Is there a rationale beyond research studies for screening siblings of affected subjects who have a relative risk of type 1 diabetes at least 10 times higher than that in the general population (with the absolute risk in the range of 6 to 10% )? What would be the optimal screening strategy? The analysis of autoantibodies to biochemically characterized autoantigens, i.e., insulin, GAD, and islet antigen 2, provides the most sensitive and specific tool for prediction of type 1 diabetes among siblings. Positivity for two autantibodies is associated with a cumulative disease risk of >80% over the next 15 years (10) and positivity for three autoantibodies with an even higher progression rate (11). The arguments in favor of screening siblings have been listed above. What, then, are the potential drawbacks of such an approach? One consideration is that all autoantibody-positive siblings do not progress to clinical diabetes over a reasonable time of follow-up, and the knowledge of autoantibody positivity likely has a psychological impact on both the individual and the family (12) and may result in behavioral changes in an effort to prevent or delay progression to clinical disease (13). This is, however, an area of research that needs to be scientifically assessed in a more rigorous manner. Another issue is the costs associated with screening and subsequent monitoring of siblings identified to be at high risk of type 1 diabetes. There is a definite need for a cost-benefit analysis of any screening program before its clinical implementation.
What about screening the general population for type 1 diabetes in high-incidence countries? Again, the strategy for such a screening program can already be designed based on present knowledge. With HLA genotyping, it is possible to identify a group of individuals at similar risk for type 1 diabetes as siblings of affected children (14). Children with HLA-conferred disease susceptibility might subsequently be monitored for the appearance of disease-associated autoantibodies and progression to clinical diabetes. As already shown, this would result in a dramatic decrease in the frequency of diabetic ketoacidosis at diagnosis and thus, most likely, to shorter initial hospitalization and better preservation of endogenous insulin secretion among those who present with clinical diabetes. Since severe diabetic ketoacidosis is a life-threatening condition, some deaths could also be prevented by such a screening program.

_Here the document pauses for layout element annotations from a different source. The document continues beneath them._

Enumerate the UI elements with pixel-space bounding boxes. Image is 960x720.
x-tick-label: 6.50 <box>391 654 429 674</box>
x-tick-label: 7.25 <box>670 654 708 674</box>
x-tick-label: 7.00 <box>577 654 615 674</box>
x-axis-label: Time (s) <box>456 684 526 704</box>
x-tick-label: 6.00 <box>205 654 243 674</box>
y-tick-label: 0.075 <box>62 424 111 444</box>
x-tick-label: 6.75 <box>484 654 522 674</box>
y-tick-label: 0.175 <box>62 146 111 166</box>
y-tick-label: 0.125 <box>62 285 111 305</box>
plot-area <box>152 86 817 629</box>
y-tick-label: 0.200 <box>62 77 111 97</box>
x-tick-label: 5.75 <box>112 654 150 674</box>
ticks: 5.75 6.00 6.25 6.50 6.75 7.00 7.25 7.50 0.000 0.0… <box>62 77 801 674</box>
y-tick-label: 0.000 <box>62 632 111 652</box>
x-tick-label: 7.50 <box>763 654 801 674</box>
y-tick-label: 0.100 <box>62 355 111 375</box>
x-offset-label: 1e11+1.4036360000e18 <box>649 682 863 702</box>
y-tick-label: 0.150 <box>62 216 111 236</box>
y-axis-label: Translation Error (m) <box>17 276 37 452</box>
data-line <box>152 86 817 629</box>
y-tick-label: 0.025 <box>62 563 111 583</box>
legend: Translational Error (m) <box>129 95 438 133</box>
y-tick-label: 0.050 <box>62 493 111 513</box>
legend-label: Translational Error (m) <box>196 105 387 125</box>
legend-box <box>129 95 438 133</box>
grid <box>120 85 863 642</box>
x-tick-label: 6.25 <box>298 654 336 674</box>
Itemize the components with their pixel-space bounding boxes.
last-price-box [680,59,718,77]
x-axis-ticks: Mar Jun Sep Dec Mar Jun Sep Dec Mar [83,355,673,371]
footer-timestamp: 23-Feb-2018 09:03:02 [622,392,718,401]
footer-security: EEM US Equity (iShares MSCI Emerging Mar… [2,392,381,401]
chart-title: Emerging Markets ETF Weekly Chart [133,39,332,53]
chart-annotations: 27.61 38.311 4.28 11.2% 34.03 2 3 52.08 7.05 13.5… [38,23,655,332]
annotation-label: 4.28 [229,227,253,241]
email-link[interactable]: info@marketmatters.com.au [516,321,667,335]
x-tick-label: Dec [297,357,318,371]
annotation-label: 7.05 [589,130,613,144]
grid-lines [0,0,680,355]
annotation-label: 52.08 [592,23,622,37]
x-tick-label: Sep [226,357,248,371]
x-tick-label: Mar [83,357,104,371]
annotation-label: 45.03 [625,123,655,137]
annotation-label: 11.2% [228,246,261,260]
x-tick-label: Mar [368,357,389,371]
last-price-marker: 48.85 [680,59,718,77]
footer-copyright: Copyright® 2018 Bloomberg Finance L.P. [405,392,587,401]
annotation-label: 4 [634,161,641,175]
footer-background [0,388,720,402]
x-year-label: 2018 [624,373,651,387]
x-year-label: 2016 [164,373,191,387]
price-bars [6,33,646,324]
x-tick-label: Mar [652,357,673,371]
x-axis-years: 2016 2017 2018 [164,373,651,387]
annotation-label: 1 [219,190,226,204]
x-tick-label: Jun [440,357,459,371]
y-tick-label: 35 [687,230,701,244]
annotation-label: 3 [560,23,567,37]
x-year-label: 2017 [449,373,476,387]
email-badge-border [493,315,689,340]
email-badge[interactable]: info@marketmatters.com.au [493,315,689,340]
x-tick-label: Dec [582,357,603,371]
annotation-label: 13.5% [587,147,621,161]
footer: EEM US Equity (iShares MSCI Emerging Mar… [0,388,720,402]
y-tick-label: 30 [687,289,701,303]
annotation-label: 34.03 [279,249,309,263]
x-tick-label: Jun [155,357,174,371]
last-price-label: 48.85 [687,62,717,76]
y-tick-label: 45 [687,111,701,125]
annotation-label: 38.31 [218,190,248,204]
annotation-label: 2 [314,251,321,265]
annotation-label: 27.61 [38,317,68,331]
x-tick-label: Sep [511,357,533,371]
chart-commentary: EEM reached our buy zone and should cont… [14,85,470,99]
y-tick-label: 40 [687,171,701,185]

HLA genotyping should be performed very early in life, preferably at birth, since the first autoantibodies may appear during the first year (15). If the screening program is initiated, for example, at a mean age of 10 years, at least 60% of children diagnosed before the age of 15 years would have already presented with overt type 1 diabetes. Given the considerable costs associated with a screening and monitoring program in the general population, we probably have to wait for the establishment of effective prevention strategies before any such program will be implemented even in high-incidence countries.